Entrepreneurs are using Brexit to see how they can adapt and improve their business, she adds. Identifying savings to offset cost increases, using more British suppliers and seeking smart new ways of trading internationally are actions already underway.
Leane Bramhall, founder of Kineta Drinks, believes small food and drink businesses are well-placed to take advantage of new openings. “During dynamic and changing times there are always opportunities. As a small business we can pivot quickly and take advantage of them,” she says.
Some are positively bullish. “I am not at all distressed by Brexit,” says Sean Ramsden, CEO of export business Ramsden International. “A no-deal will bring a lot of challenge to the import world. However, I’m positive this will fall in our favour [on the export side], especially given our business has already had to manage complexity well to succeed.
“Medium-to-long-term, British exporters will look at trading further afield than they traditionally have done,” which is no bad thing, with markets such as Latin America and China growing faster than EU ones, he argues.
And there’s a strong sense of resolve among many. “From a business perspective it’s just another challenge to overcome - that is the mindset and the constant reality of building a startup,” says Troo’s Rogers.

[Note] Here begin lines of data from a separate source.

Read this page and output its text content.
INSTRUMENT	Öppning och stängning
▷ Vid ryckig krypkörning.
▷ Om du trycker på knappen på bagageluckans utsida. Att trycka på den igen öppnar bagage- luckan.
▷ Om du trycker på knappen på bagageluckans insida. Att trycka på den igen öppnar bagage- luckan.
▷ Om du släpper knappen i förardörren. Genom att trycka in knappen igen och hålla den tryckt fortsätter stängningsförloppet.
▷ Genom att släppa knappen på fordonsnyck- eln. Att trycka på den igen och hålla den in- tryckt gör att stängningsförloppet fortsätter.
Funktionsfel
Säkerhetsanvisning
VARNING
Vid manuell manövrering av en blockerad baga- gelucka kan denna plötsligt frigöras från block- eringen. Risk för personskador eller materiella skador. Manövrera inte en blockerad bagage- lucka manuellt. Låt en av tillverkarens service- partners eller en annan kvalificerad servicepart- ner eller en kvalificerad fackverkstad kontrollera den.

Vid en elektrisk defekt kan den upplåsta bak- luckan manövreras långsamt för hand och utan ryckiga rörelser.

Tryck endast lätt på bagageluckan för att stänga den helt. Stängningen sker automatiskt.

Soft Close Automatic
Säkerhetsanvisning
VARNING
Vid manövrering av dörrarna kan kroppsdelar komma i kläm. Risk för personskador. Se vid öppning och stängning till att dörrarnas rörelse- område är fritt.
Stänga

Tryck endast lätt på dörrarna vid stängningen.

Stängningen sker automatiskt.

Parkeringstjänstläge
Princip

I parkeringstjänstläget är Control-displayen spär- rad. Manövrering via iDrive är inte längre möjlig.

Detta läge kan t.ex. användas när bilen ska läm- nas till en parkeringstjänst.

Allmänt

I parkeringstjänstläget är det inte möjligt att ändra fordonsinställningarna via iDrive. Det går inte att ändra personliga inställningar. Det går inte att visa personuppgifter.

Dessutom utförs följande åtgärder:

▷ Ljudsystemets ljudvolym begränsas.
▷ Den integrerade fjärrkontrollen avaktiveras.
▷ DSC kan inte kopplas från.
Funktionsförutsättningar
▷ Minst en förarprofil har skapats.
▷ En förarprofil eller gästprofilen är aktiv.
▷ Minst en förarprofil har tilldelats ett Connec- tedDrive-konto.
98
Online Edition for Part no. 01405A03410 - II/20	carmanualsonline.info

Stapleton adds: “The uncertainty is precisely the environment in which we thrive. Being prepared - whether for Brexit or for the next market change - presents an opportunity to develop a competitive advantage over your competitor who doesn’t.”
In fact, far from Brexit heralding the end of the golden era of entrepreneurship in food and drink, it’s in its “heyday”, argues Alexander. “Brexit is an opportunity to consolidate the success of small startups and entrepreneurs,” she says.

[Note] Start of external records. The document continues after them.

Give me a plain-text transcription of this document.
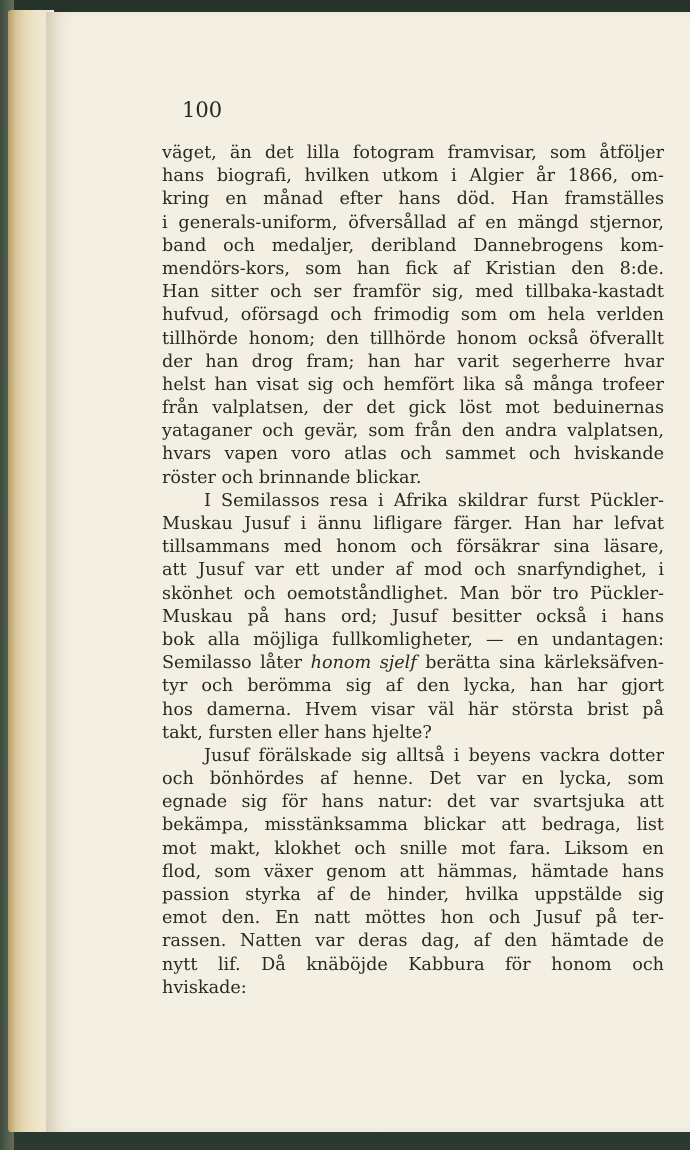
100

väget, än det lilla fotogram framvisar, som åtföljer
hans biografi, hvilken utkom i Algier år 1866, om-
kring en månad efter hans död. Han framställes
i generals-uniform, öfversållad af en mängd stjernor,
band och medaljer, deribland Dannebrogens kom-
mendörs-kors, som han fick af Kristian den 8:de.
Han sitter och ser framför sig, med tillbaka-kastadt
hufvud, oförsagd och frimodig som om hela verlden
tillhörde honom; den tillhörde honom också öfverallt
der han drog fram; han har varit segerherre hvar
helst han visat sig och hemfört lika så många trofeer
från valplatsen, der det gick löst mot beduinernas
yataganer och gevär, som från den andra valplatsen,
hvars vapen voro atlas och sammet och hviskande
röster och brinnande blickar.
I Semilassos resa i Afrika skildrar furst Pückler-
Muskau Jusuf i ännu lifligare färger. Han har lefvat
tillsammans med honom och försäkrar sina läsare,
att Jusuf var ett under af mod och snarfyndighet, i
skönhet och oemotståndlighet. Man bör tro Pückler-
Muskau på hans ord; Jusuf besitter också i hans
bok alla möjliga fullkomligheter, — en undantagen:
Semilasso låter honom sjelf berätta sina kärleksäfven-
tyr och berömma sig af den lycka, han har gjort
hos damerna. Hvem visar väl här största brist på
takt, fursten eller hans hjelte?
Jusuf förälskade sig alltså i beyens vackra dotter
och bönhördes af henne. Det var en lycka, som
egnade sig för hans natur: det var svartsjuka att
bekämpa, misstänksamma blickar att bedraga, list
mot makt, klokhet och snille mot fara. Liksom en
flod, som växer genom att hämmas, hämtade hans
passion styrka af de hinder, hvilka uppstälde sig
emot den. En natt möttes hon och Jusuf på ter-
rassen. Natten var deras dag, af den hämtade de
nytt lif. Då knäböjde Kabbura för honom och
hviskade:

That will seem optimistic to many. But perhaps, amid the chaos of Brexit, it will be the most agile, rather than those with the biggest budgets, who prevail.
Beyond Brexit: how to be agile
Business leaders should look to embrace the devaluation of the pound and see it as a commercial opportunity. A weaker pound has, across the board, already facilitated demand overseas and increased supplier margins.
“There is an appetite for Brand Britain abroad, so ‘heritage-focused’ marketing and branding makes for great commercial opportunity,” adds Stapleton.
On the flipside, devaluation has increased the price of imports, which makes the purchasing of British-grown or originated goods more appealing to UK customers. Growing fmcg brands may look to “product substitution” - developing homegrown versions of imported products sold to UK consumers.
3. Staff & skills
Many food and drink businesses employ significant numbers of EU-origin staff and unless they have already become UK citizens, they need reassurance and support regarding their future presence and status in the UK. An audit process or ‘action kit’ can provide staff with the advice and direction they need to understand the various options available and help with following procedures to secure their future.
4. Tariffs & customs
It’s important to anticipate the introduction of new or increased trade tariffs. Business needs to lobby government in a coherent way through relevant trade organisations for greater clarity on trade and customs rules and regulations. Business and government must work together to ensure they avoid disadvantage and disruption wherever possible.
For those wishing to grow trade within the EU, it might be worth considering developing an EU manufacturing base. This can avoid UK tariffs for buying and importing ingredients and similarly avoid EU tariffs for exporting and selling finished goods.